Beth and Ray Ross offer toiletries, socks and blankets to people in need.

Beth Ross is Executive Director at Blanket Tampa Bay.


SALT Outreach offers free meals to people in need every Monday evening at St. Peter Claver Church.



Directors of Tampa Bay area nonprofit organizations are on the front lines of the local effort to end homelessness. 

From developing urban rest stops and locations for people to fill water bottles to expanding mental health programming, local charities are stepping up in innovative ways to confront the issue.

Below are just a few of organizations led by visionaries working to help the homeless while aiming to end homelessness. 

Blanket Tampa Bay and SALT Outreach – (Tampa)

FOCUS: Blankets and hygiene items for area homeless

VISION: Permanent urban rest stops that feature showering and clothes washing facilities

When Blanket Tampa Bay founder Beth Ross set out to provide blankets to homeless individuals three years ago, she never expected to spark major change. Ross’s idea resonated with people, though: by Christmas Day, 308 homeless individuals had a blanket to offer warmth and comfort.

“The offers to help were immediate,” she says of the near-instant donor response.

Ross formed Blanket Tampa Bay soon afterward. A 501c3 organization, Blanket Tampa Bay accepts donations of blankets, clothes and hygiene products; it then partners with volunteer groups to distribute them. One such organization is SALT Outreach. It’s clockwork, this joint effort: every Monday night, a queue forms outside St. Peter Claver Church on Nebraska Avenue. Homeless persons go through the line and collect seasonal items. SALT-affiliated families share food and drinks.

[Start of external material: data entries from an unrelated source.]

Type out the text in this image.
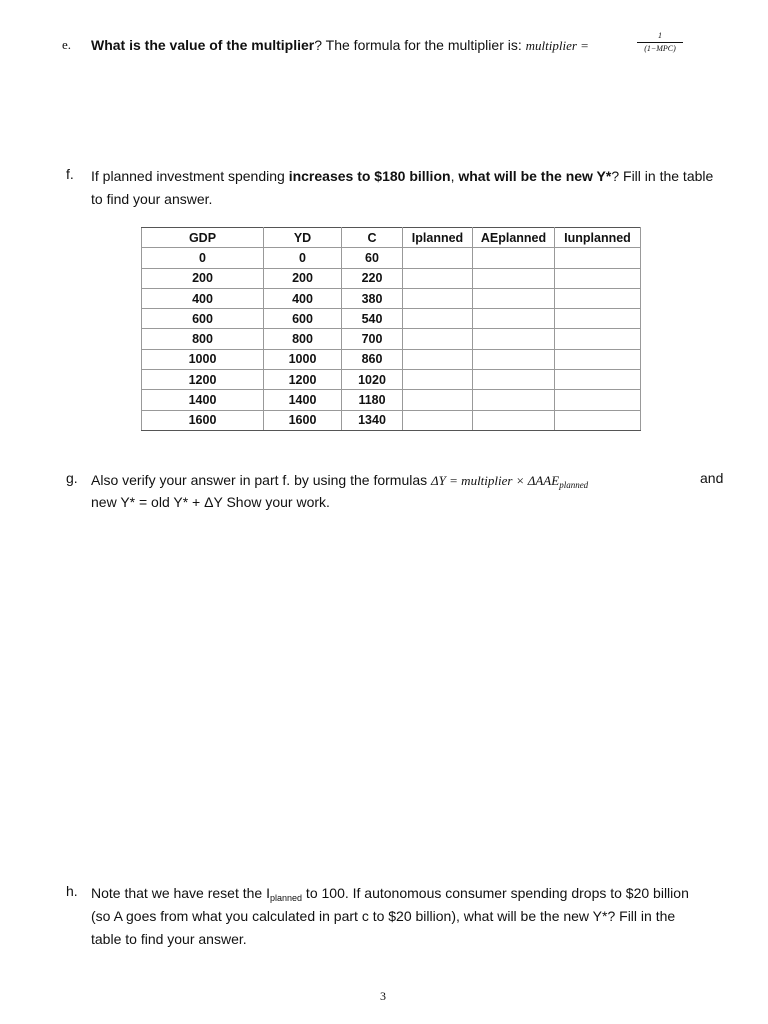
e. What is the value of the multiplier? The formula for the multiplier is: multiplier =
1
(1−MPC)
f. If planned investment spending increases to $180 billion, what will be the new Y*? Fill in the table
to find your answer.
GDP	YD	C	Iplanned	AEplanned	Iunplanned
0	0	60			
200	200	220			
400	400	380			
600	600	540			
800	800	700			
1000	1000	860			
1200	1200	1020			
1400	1400	1180			
1600	1600	1340			
g. Also verify your answer in part f. by using the formulas ΔY = multiplier × $\Delta AAE_{planned}$	and
new Y* = old Y* + ΔY Show your work.
h. Note that we have reset the $I_{planned}$ to 100. If autonomous consumer spending drops to $20 billion
(so A goes from what you calculated in part c to $20 billion), what will be the new Y*? Fill in the
table to find your answer.
3
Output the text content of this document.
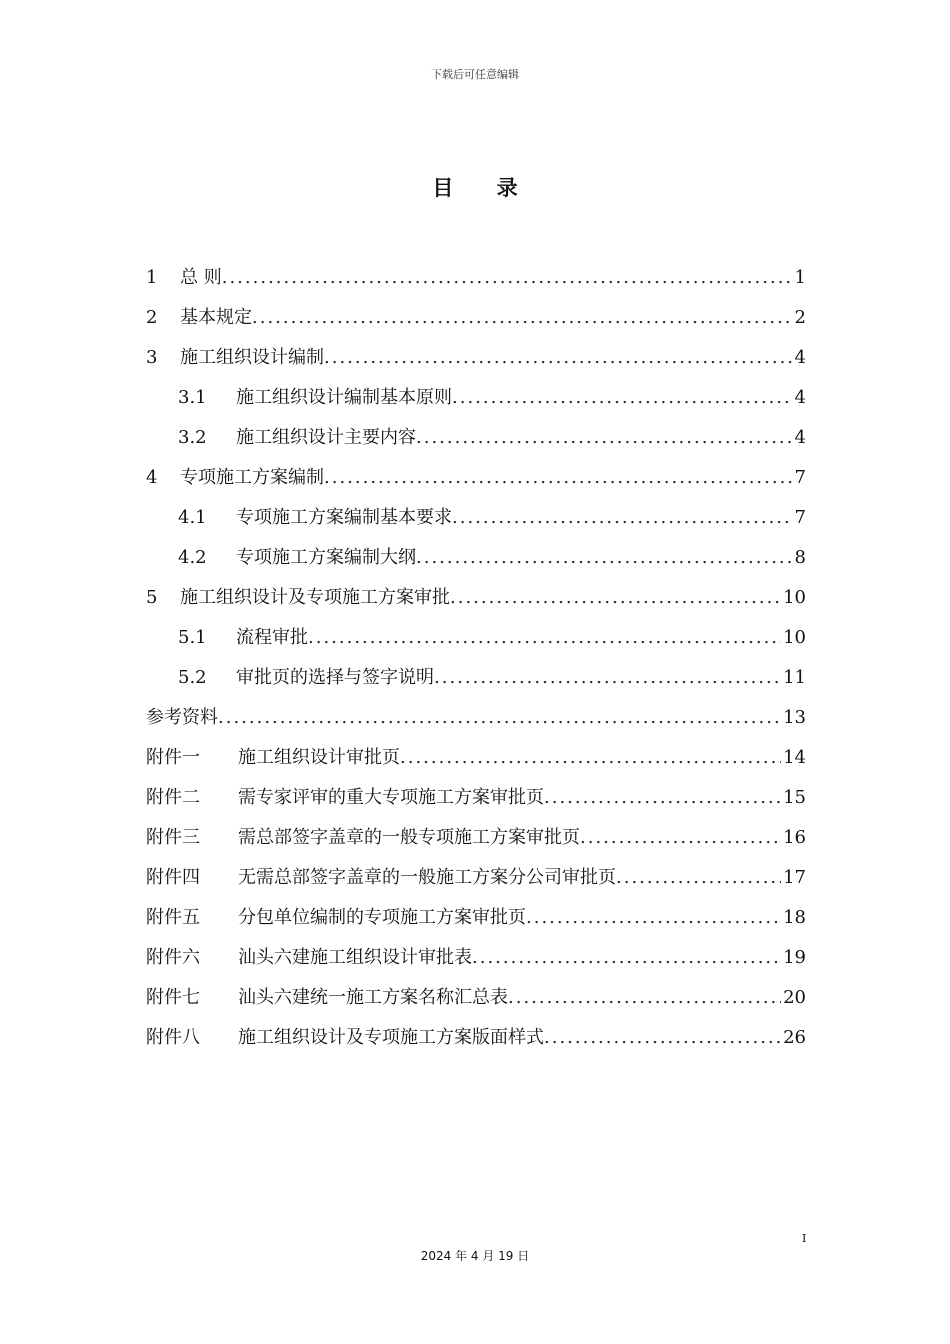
下载后可任意编辑
目 录
1	总 则 .....	1
2	基本规定 .....	2
3	施工组织设计编制 .....	4
3.1	施工组织设计编制基本原则 .....	4
3.2	施工组织设计主要内容 .....	4
4	专项施工方案编制 .....	7
4.1	专项施工方案编制基本要求 .....	7
4.2	专项施工方案编制大纲 .....	8
5	施工组织设计及专项施工方案审批 .....	10
5.1	流程审批 .....	10
5.2	审批页的选择与签字说明 .....	11
参考资料 .....	13
附件一	施工组织设计审批页 .....	14
附件二	需专家评审的重大专项施工方案审批页 .....	15
附件三	需总部签字盖章的一般专项施工方案审批页 .....	16
附件四	无需总部签字盖章的一般施工方案分公司审批页 .....	17
附件五	分包单位编制的专项施工方案审批页 .....	18
附件六	汕头六建施工组织设计审批表 .....	19
附件七	汕头六建统一施工方案名称汇总表 .....	20
附件八	施工组织设计及专项施工方案版面样式 .....	26
I
2024 年 4 月 19 日
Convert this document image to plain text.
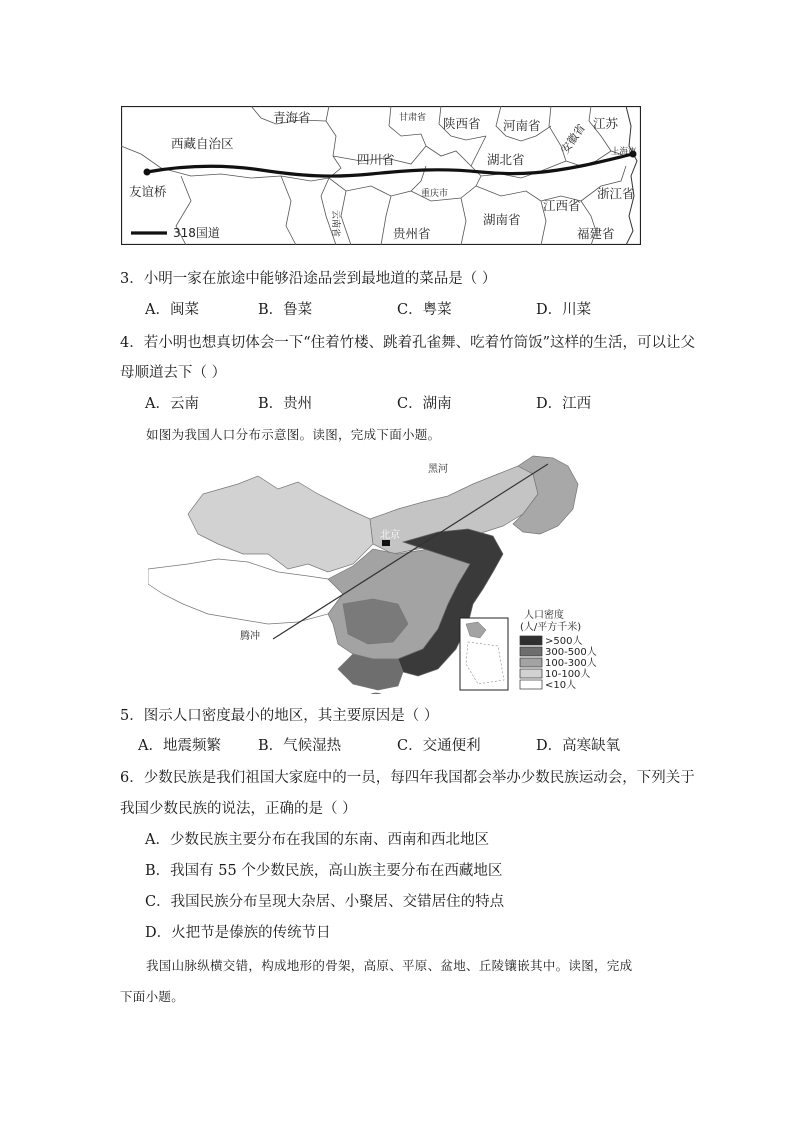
青海省	甘肃省 陕西省 河南省	江苏
西藏自治区
四川省	湖北省
安徽省	上海市
重庆市
云南省	贵州省
湖南省
江西省
浙江省
福建省
友谊桥
318国道
3．小明一家在旅途中能够沿途品尝到最地道的菜品是（ ）
A．闽菜	B．鲁菜	C．粤菜	D．川菜
4．若小明也想真切体会一下“住着竹楼、跳着孔雀舞、吃着竹筒饭”这样的生活，可以让父
母顺道去下（ ）
A．云南	B．贵州	C．湖南	D．江西
如图为我国人口分布示意图。读图，完成下面小题。
黑河
北京
腾冲
人口密度
(人/平方千米)
>500人
300-500人
100-300人
10-100人
<10人
5．图示人口密度最小的地区，其主要原因是（ ）
A．地震频繁	B．气候湿热	C．交通便利	D．高寒缺氧
6．少数民族是我们祖国大家庭中的一员，每四年我国都会举办少数民族运动会，下列关于
我国少数民族的说法，正确的是（ ）
A．少数民族主要分布在我国的东南、西南和西北地区
B．我国有 55 个少数民族，高山族主要分布在西藏地区
C．我国民族分布呈现大杂居、小聚居、交错居住的特点
D．火把节是傣族的传统节日
我国山脉纵横交错，构成地形的骨架，高原、平原、盆地、丘陵镶嵌其中。读图，完成
下面小题。
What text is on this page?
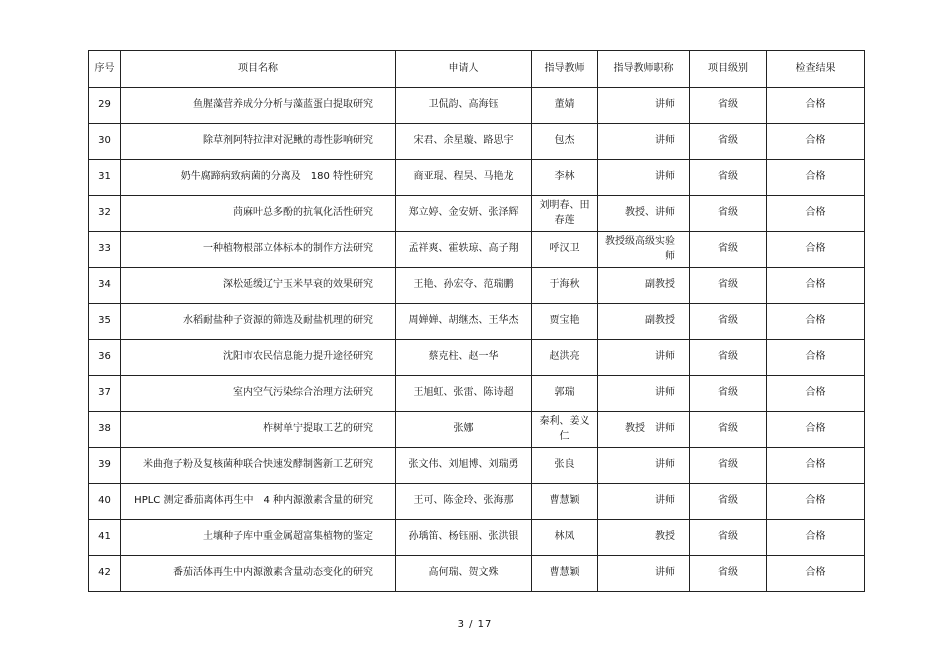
序号	项目名称	申请人	指导教师	指导教师职称	项目级别	检查结果
29	鱼腥藻营养成分分析与藻蓝蛋白提取研究	卫侃韵、高海钰	董婧	讲师	省级	合格
30	除草剂阿特拉津对泥鳅的毒性影响研究	宋君、余星璇、路思宇	包杰	讲师	省级	合格
31	奶牛腐蹄病致病菌的分离及　180 特性研究	商亚琨、程昊、马艳龙	李林	讲师	省级	合格
32	苘麻叶总多酚的抗氧化活性研究	郑立婷、金安妍、张泽辉	刘明春、田春莲	教授、讲师	省级	合格
33	一种植物根部立体标本的制作方法研究	孟祥爽、霍轶琼、高子翔	呼汉卫	教授级高级实验师	省级	合格
34	深松延缓辽宁玉米早衰的效果研究	王艳、孙宏夺、范瑞鹏	于海秋	副教授	省级	合格
35	水稻耐盐种子资源的筛选及耐盐机理的研究	周婵婵、胡继杰、王华杰	贾宝艳	副教授	省级	合格
36	沈阳市农民信息能力提升途径研究	蔡克柱、赵一华	赵洪亮	讲师	省级	合格
37	室内空气污染综合治理方法研究	王旭虹、张雷、陈诗超	郭瑞	讲师	省级	合格
38	柞树单宁提取工艺的研究	张娜	秦利、姜义仁	教授　讲师	省级	合格
39	米曲孢子粉及复核菌种联合快速发酵制酱新工艺研究	张文伟、刘旭博、刘瑞勇	张良	讲师	省级	合格
40	HPLC 测定番茄离体再生中　4 种内源激素含量的研究	王可、陈金玲、张海那	曹慧颖	讲师	省级	合格
41	土壤种子库中重金属超富集植物的鉴定	孙瑀笛、杨钰丽、张洪银	林凤	教授	省级	合格
42	番茄活体再生中内源激素含量动态变化的研究	高何瑞、贺文殊	曹慧颖	讲师	省级	合格
3 / 17
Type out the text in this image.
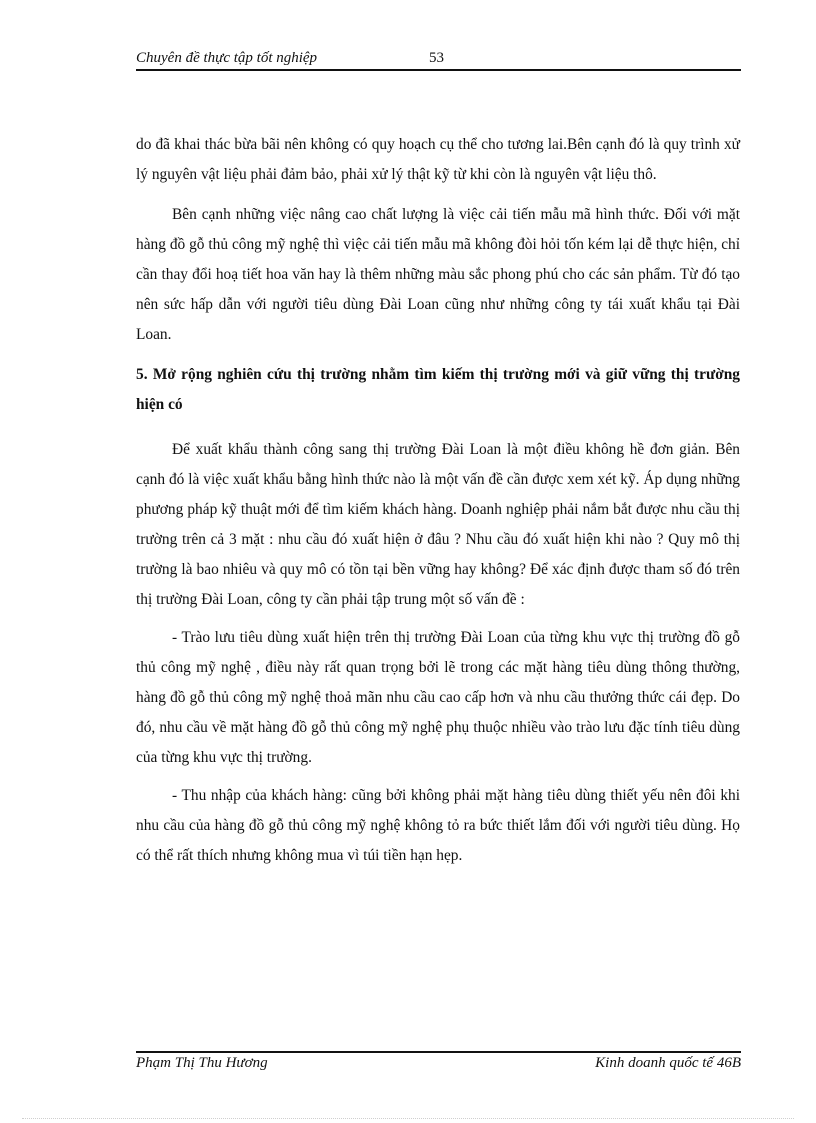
Chuyên đề thực tập tốt nghiệp	53

do đã khai thác bừa bãi nên không có quy hoạch cụ thể cho tương lai.Bên cạnh đó là quy trình xử lý nguyên vật liệu phải đảm bảo, phải xử lý thật kỹ từ khi còn là nguyên vật liệu thô.

Bên cạnh những việc nâng cao chất lượng là việc cải tiến mẫu mã hình thức. Đối với mặt hàng đồ gỗ thủ công mỹ nghệ thì việc cải tiến mẫu mã không đòi hỏi tốn kém lại dễ thực hiện, chỉ cần thay đổi hoạ tiết hoa văn hay là thêm những màu sắc phong phú cho các sản phẩm. Từ đó tạo nên sức hấp dẫn với người tiêu dùng Đài Loan cũng như những công ty tái xuất khẩu tại Đài Loan.

5. Mở rộng nghiên cứu thị trường nhằm tìm kiếm thị trường mới và giữ vững thị trường hiện có

Để xuất khẩu thành công sang thị trường Đài Loan là một điều không hề đơn giản. Bên cạnh đó là việc xuất khẩu bằng hình thức nào là một vấn đề cần được xem xét kỹ. Áp dụng những phương pháp kỹ thuật mới để tìm kiếm khách hàng. Doanh nghiệp phải nắm bắt được nhu cầu thị trường trên cả 3 mặt : nhu cầu đó xuất hiện ở đâu ? Nhu cầu đó xuất hiện khi nào ? Quy mô thị trường là bao nhiêu và quy mô có tồn tại bền vững hay không? Để xác định được tham số đó trên thị trường Đài Loan, công ty cần phải tập trung một số vấn đề :

- Trào lưu tiêu dùng xuất hiện trên thị trường Đài Loan của từng khu vực thị trường đồ gỗ thủ công mỹ nghệ , điều này rất quan trọng bởi lẽ trong các mặt hàng tiêu dùng thông thường, hàng đồ gỗ thủ công mỹ nghệ thoả mãn nhu cầu cao cấp hơn và nhu cầu thưởng thức cái đẹp. Do đó, nhu cầu về mặt hàng đồ gỗ thủ công mỹ nghệ phụ thuộc nhiều vào trào lưu đặc tính tiêu dùng của từng khu vực thị trường.

- Thu nhập của khách hàng: cũng bởi không phải mặt hàng tiêu dùng thiết yếu nên đôi khi nhu cầu của hàng đồ gỗ thủ công mỹ nghệ không tỏ ra bức thiết lắm đối với người tiêu dùng. Họ có thể rất thích nhưng không mua vì túi tiền hạn hẹp.

Phạm Thị Thu Hương	Kinh doanh quốc tế 46B
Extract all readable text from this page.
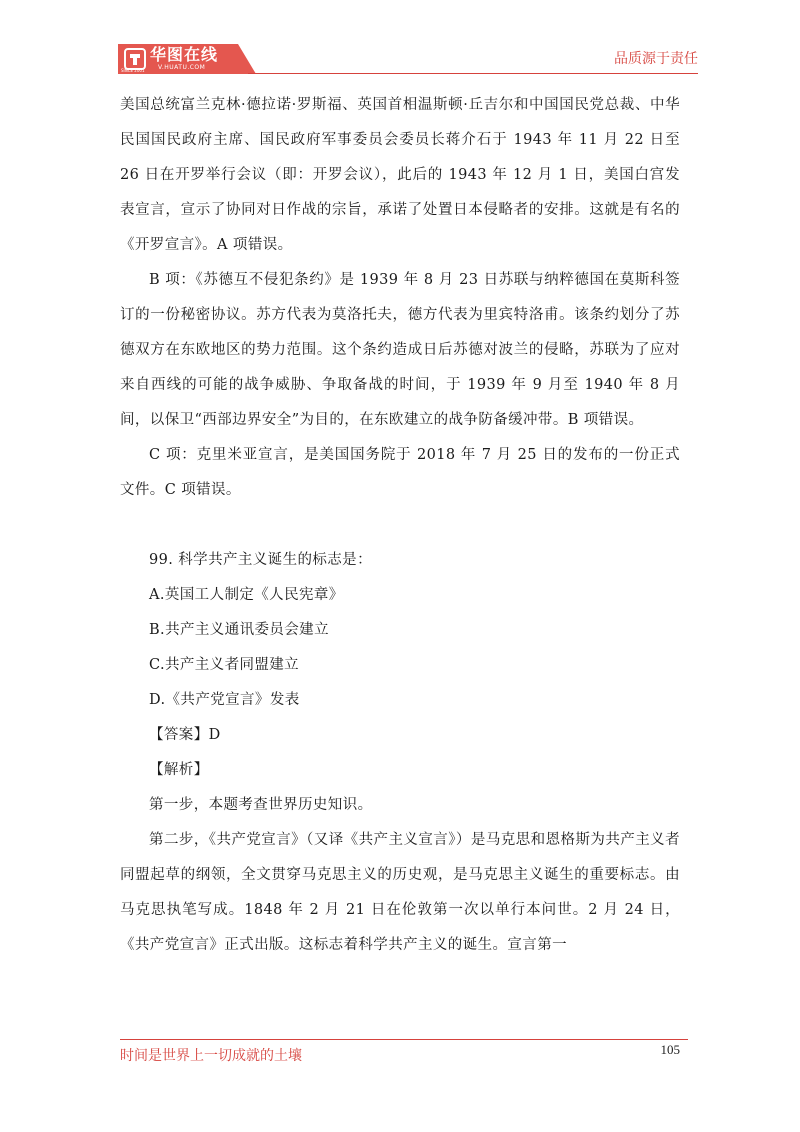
华图在线
V.HUATU.COM
SINCE 2001
品质源于责任

美国总统富兰克林·德拉诺·罗斯福、英国首相温斯顿·丘吉尔和中国国民党总裁、中华民国国民政府主席、国民政府军事委员会委员长蒋介石于 1943 年 11 月 22 日至 26 日在开罗举行会议（即：开罗会议），此后的 1943 年 12 月 1 日，美国白宫发表宣言，宣示了协同对日作战的宗旨，承诺了处置日本侵略者的安排。这就是有名的《开罗宣言》。A 项错误。

B 项：《苏德互不侵犯条约》是 1939 年 8 月 23 日苏联与纳粹德国在莫斯科签订的一份秘密协议。苏方代表为莫洛托夫，德方代表为里宾特洛甫。该条约划分了苏德双方在东欧地区的势力范围。这个条约造成日后苏德对波兰的侵略，苏联为了应对来自西线的可能的战争威胁、争取备战的时间，于 1939 年 9 月至 1940 年 8 月间，以保卫“西部边界安全”为目的，在东欧建立的战争防备缓冲带。B 项错误。

C 项：克里米亚宣言，是美国国务院于 2018 年 7 月 25 日的发布的一份正式文件。C 项错误。

99. 科学共产主义诞生的标志是：

A.英国工人制定《人民宪章》

B.共产主义通讯委员会建立

C.共产主义者同盟建立

D.《共产党宣言》发表

【答案】D

【解析】

第一步，本题考查世界历史知识。

第二步，《共产党宣言》（又译《共产主义宣言》）是马克思和恩格斯为共产主义者同盟起草的纲领，全文贯穿马克思主义的历史观，是马克思主义诞生的重要标志。由马克思执笔写成。1848 年 2 月 21 日在伦敦第一次以单行本问世。2 月 24 日，《共产党宣言》正式出版。这标志着科学共产主义的诞生。宣言第一

时间是世界上一切成就的土壤	105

Blanket Tampa Bay will always be involved in this effort, says Ross, but she’s ready to expand the mission. A recent trip to tour Seattle’s urban rest stops sparked her resolve to adapt the innovative concept to permanent locations in Hillsborough, Pasco and Pinellas Counties. 

The homeless have access to some shower facilities in the Bay Area, she says, but often must don the same dirty clothes afterward. Ross envisions permanent urban rest stops that feature restrooms and laundry facilities as well as showers. People seeking work would head out for the day clean and rejuvenated, she says, with greater confidence and likely greater chance to achieve gainful employment.

“We can provide this basic dignity for them,” she says. “It can make all the difference.”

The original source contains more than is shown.